Tantas particularidades de estilo não se explicam apenas pela diferença de objetos tratados, mas também pelas maneiras distintas de confessar e de viver a fé no Deus único. Todos esses fenômenos literários deixam transparecer um longo processo de composição, até se chegar ao conjunto acabado e definitivamente fixado (séc. V a.C.).
Tradições religiosas e tradições literárias resultaram assim na formação do nosso Pentateuco. Hoje se concorda em reconhecer que quatro correntes principais contribuíram para a formação do conjunto, cada uma das quais projetando sua própria perspectiva sobre a história da aliança e de suas instituições, são elas: a tradição sacerdotal (P); a tradição deuteronômica (D); a tradição javista (J); a tradição eloísta (E).

¨  A composição definitiva do Pentateuco
A unidade do povo de Deus, fundada sobre a unicidade do próprio Deus, tornou indispensável conjunção gradativa dessas diversas formas de tradição. Várias gerações de redatores se dedicaram a isso: eles remanejaram e retocaram o conjunto, mas a preocupação de nada desperdiçar da herança dos pais levou-os a respeitar, o mais possível, a especificidade dos testemunhos antigos.
Esta hipótese de composição do Pentateuco proporciona uma leitura em profundidade dessa vasta obra, põe em foco sua mensagem como abordagens diversas do mesmo mistério; J, mais psicológica; E, mais preocupada em atestar a transcendência; P, mais atenta às realidades jurídicas e cultuais; D, valorizando a eleição e o amor.

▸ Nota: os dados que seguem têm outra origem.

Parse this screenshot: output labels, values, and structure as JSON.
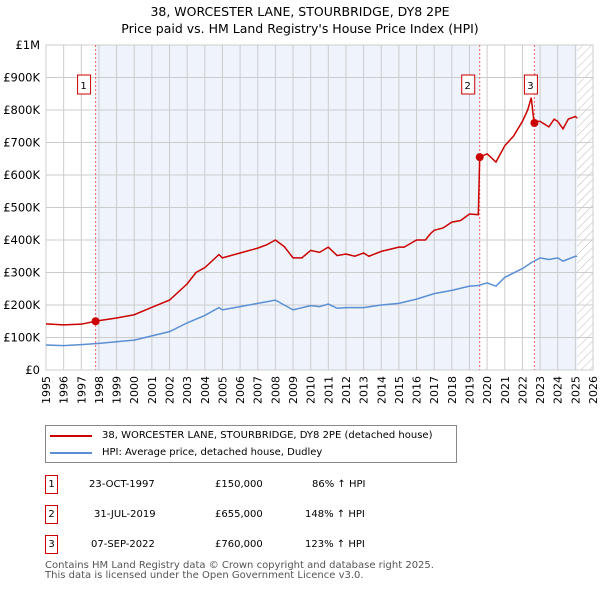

¨  O sentido religioso de uma história
O Pentateuco se apresenta como história e lei. Não tem a forma de um tratado dogmático. O Pentateuco nos põe em face de um povo que diz como Deus o constituiu, protegeu e conduziu para um destino prodigioso. É na relação que Deus mantém com seu povo e, através dele, com a humanidade inteira que se encontra o sentido deste conjunto literário. A Lei é a pedagogia de Deus, que constitui um povo para si, moldando-o à sua imagem (“Deveis ser santo porque eu sou santo”, Lv 11,45), e, enfim, a expressão do pensamento religioso desse mesmo povo.

¨  A leitura cristã do Pentateuco
Com a dispersão do povo de Israel, o livro da Lei apareceu como fundamento de sua unidade, como aquilo que fazia dele um povo. A insistência recaiu sobre os aspectos jurídicos: é a fidelidade à Torá, uma Lei reguladora da vida cotidiana, que permite aos judeus dispersos serem ainda um povo.
Para o cristianismo, as promessas do Antigo Testamento já se realizaram, seu cumprimento deu-se em Cristo e a nova aliança consumou a antiga. Os acontecimentos atestados pelo Pentateuco anunciam e prefiguram a obra que Deus realizou por Cristo na Igreja, do mesmo modo que as instituições da antiga aliança prepararam e delinearam as instituições da nova. Para o Cristão, o que se diz do Templo e da liturgia aplica-se ao corpo de Cristo, novo santuário sobre o qual resplandece a glória de Deus (Jo 2,21).